Q. In your website bio, you mention that you’ve self-published three books. What’s it like having The Demon Trapper’s Daughter published through a more traditional route?
A. It’s really nice. Most of the issues a self-published author has to fret about (distribution, editing, typesetting, cover art) are handled by the publishing house. There is less direct control over the final product, but at the same time having a publisher as weighty as St. Martin’s Press behind me opens doors that would be closed to a do-it-yourself author.
Q. Can you tell us about your essay in the upcoming Smart Pop House of Night anthology, Nyx in the House of Night?
A. This essay was so much fun! I explore the world of tattoos and how they relate to the Marks within the House of Night Series. That required research into the history of tattoos, how our appreciation of skin art has changed over the centuries, and modern applications. Then I tied that information into the Casts’ amazing series, examining the purpose and meanings of the initial Marks and those of the adult vampyres’.
Q. If you were a House of Night character, who would you be?

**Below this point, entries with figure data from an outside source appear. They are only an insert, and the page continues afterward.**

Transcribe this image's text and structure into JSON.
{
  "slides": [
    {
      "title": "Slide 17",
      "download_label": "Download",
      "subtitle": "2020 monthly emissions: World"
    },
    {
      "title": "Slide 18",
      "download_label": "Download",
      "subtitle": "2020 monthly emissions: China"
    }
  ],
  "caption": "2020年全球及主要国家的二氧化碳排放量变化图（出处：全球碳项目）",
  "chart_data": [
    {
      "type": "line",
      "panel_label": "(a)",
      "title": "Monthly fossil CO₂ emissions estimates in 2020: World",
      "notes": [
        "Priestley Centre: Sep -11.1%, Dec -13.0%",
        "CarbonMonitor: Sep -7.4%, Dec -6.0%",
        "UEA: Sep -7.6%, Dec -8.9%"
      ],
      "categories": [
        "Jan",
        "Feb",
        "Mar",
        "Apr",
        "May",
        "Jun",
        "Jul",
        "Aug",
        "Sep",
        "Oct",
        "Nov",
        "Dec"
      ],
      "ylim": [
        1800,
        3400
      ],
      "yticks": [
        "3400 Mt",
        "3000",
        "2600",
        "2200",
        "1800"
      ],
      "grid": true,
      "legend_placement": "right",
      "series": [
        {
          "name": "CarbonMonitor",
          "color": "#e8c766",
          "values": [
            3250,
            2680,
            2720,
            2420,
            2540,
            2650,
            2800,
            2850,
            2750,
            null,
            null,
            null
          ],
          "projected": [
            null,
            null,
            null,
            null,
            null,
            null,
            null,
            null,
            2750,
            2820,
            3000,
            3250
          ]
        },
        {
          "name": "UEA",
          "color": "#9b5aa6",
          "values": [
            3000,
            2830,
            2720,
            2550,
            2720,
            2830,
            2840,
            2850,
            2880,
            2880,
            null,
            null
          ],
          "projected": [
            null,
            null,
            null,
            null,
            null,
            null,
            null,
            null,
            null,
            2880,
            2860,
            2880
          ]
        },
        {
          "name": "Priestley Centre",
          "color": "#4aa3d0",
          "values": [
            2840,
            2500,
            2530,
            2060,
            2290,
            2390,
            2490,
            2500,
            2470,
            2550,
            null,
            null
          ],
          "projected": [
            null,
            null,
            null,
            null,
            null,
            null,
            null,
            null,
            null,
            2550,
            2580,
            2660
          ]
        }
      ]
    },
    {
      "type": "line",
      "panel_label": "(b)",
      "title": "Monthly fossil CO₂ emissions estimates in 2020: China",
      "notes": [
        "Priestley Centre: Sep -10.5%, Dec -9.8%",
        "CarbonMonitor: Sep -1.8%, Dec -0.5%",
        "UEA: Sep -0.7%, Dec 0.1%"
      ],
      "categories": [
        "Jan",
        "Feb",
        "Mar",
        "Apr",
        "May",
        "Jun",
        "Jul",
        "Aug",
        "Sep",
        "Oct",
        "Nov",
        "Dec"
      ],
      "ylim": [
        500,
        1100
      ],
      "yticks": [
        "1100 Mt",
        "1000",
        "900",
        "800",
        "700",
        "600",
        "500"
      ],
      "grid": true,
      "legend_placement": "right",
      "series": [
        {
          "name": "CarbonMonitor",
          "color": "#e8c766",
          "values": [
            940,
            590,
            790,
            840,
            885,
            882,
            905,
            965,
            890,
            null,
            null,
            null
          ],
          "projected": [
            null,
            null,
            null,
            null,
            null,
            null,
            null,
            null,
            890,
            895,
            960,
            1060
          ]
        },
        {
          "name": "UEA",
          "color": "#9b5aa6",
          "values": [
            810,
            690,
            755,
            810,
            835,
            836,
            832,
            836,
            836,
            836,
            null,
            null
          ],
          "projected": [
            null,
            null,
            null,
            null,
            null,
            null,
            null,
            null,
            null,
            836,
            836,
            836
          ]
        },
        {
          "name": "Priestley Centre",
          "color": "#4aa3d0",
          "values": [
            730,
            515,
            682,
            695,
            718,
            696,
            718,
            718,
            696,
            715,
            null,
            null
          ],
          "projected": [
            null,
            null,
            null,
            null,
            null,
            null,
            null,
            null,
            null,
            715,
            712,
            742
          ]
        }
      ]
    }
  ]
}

A. Nala, Zoey’s cat. Seems like an odd choice, but she’s always there for Z, she’s a bit of a curmudgeon, and I think cats are cool. My second choice would be Stevie Rae because she’s so down to earth.
Q. What was it like to write a non-fiction essay versus a novel?
A. There is a different mindset when you’re tackling non-fiction versus a novel, especially one as research-driven as the tattoo article. Non-fiction has to have a narrative flow, much like a novel, but the writing technique is different. Fiction is easier for me because I’m playing in my own world, but I enjoy stretching those writer genes every now and then.
Q. What are you working on right now?
A. I’m slaving away on the third book of the Demon Trappers Series and trying to dream up a title for it. Finding a good title seems to be as hard as writing the novel.
Q. If you could tell us to read one book this year (besides your own, of course!) what would it be?
A. I really enjoyed Paolo Bacigalupi’s Ship Breaker. It’s a gritty dystopian story set in the Gulf after a series of city-killer hurricanes (Category 6). Nailer is a young man (about seventeen) who helps salvage shipwrecks. He lives by his wits in a world where only the fittest or the most cunning survive. I can’t wait for the second in the series.